Bretzing, who has since retired, said the indictment also reinforces anti-government militia conspiracy theories about federal agents. “This is all they’ll choose to remember,” he said. “And it will solidify in their minds everything they believe.”
The FBI’s hostage rescue team is an elite unit that has worked overseas with the military and conducted high-stakes rescues in the U.S. But team members were also involved in the bloody incidents that galvanized the anti-government movement during the 1990s: the botched siege of Randy Weaver and his family at Ruby Ridge, Idaho, and the deadly raid on a religious sect, the Branch Davidians, in Waco, Texas.
At Ruby Ridge, a rescue team sniper killed Weaver’s wife as she stood in the doorway holding her baby. At Waco, members of the hostage rescue team harassed the Davidians, inflaming tensions with FBI negotiators who were trying to bring about a peaceful resolution. Ultimately, roughly 80 people perished when a fire consumed the compound.
Anger over those incidents inspired Army veteran Timothy McVeigh to detonate a truck bomb at a federal building in Oklahoma City in 1995, killing 168 people.
To avoid bloodshed, the FBI has since shifted its approach to such armed standoffs. In April 2014, when Cliven Bundy, the patriarch of a Nevada ranching family, sparked an armed uprising against the federal government over their cattle, federal agents backed down.
Nearly two years later in January 2016, when Cliven’s son Ammon led armed followers to occupy the Malheur refuge, the FBI held back.

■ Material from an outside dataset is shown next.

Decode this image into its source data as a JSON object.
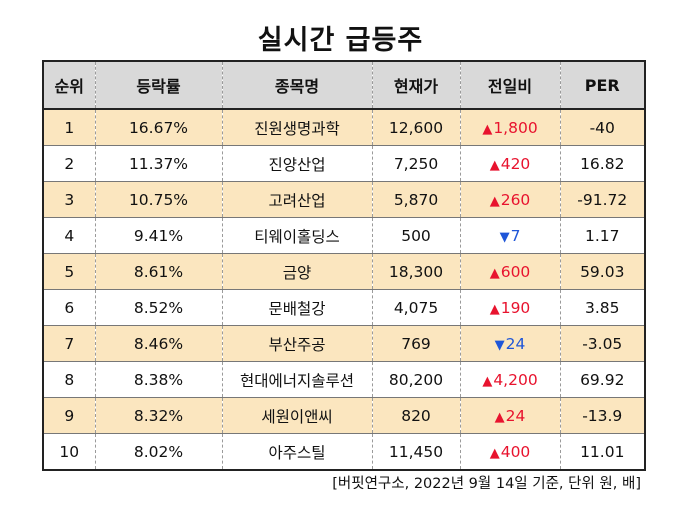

“We knew that if we were to immediately blockade the refuge that it could be used as a source to rally others,” Bretzing said in an earlier interview. The bureau decided against roadblocks, checkpoints or immediate arrests. The local sheriff stayed on as the operation’s public face.
Then on Jan. 26, the FBI learned that Ammon and other members of the core leadership — including Finicum — would be driving to a meeting in a nearby county. The FBI decided to step in and arrest them. Four members of the hostage rescue team were deployed to assist the Oregon State Police.
What happened next was documented by an FBI surveillance plane from above, and the cellphone of a woman, Shawna Cox, who was inside Finicum’s truck. After police ordered Finicum to get out, he gunned the engine, charging the police roadblock. The car swerved, nearly hitting a rescue team agent before slamming into a snowbank. Finicum climbed out of the car with his hands up and walked a few paces. He reached for his jacket, ignoring commands to put up his hands, officials said, and was shot and killed by Oregon State Police.
Finicum’s death was investigated by the Deschutes County sheriff’s office, which found that the state police was justified in the shooting — a finding that still stands, Williams said. The actions of the Oregon State Police “were justified and necessary in protecting officer safety,” he said. None of Astarita’s shots hit Finicum; one lodged in the roof of the truck.
It’s not clear from the indictment why Astarita would have tried to cover up the rounds. According to the indictment, he lied about the shooting to three FBI agents, and failed to disclose his actions to state police investigators.
“This is like Waco and Ruby Ridge, where the tragedy is compounded by error and cover up,” said Michael German, a retired FBI agent, now at the Brennan Center for Justice, “rather than acknowledging the truth of what happened.”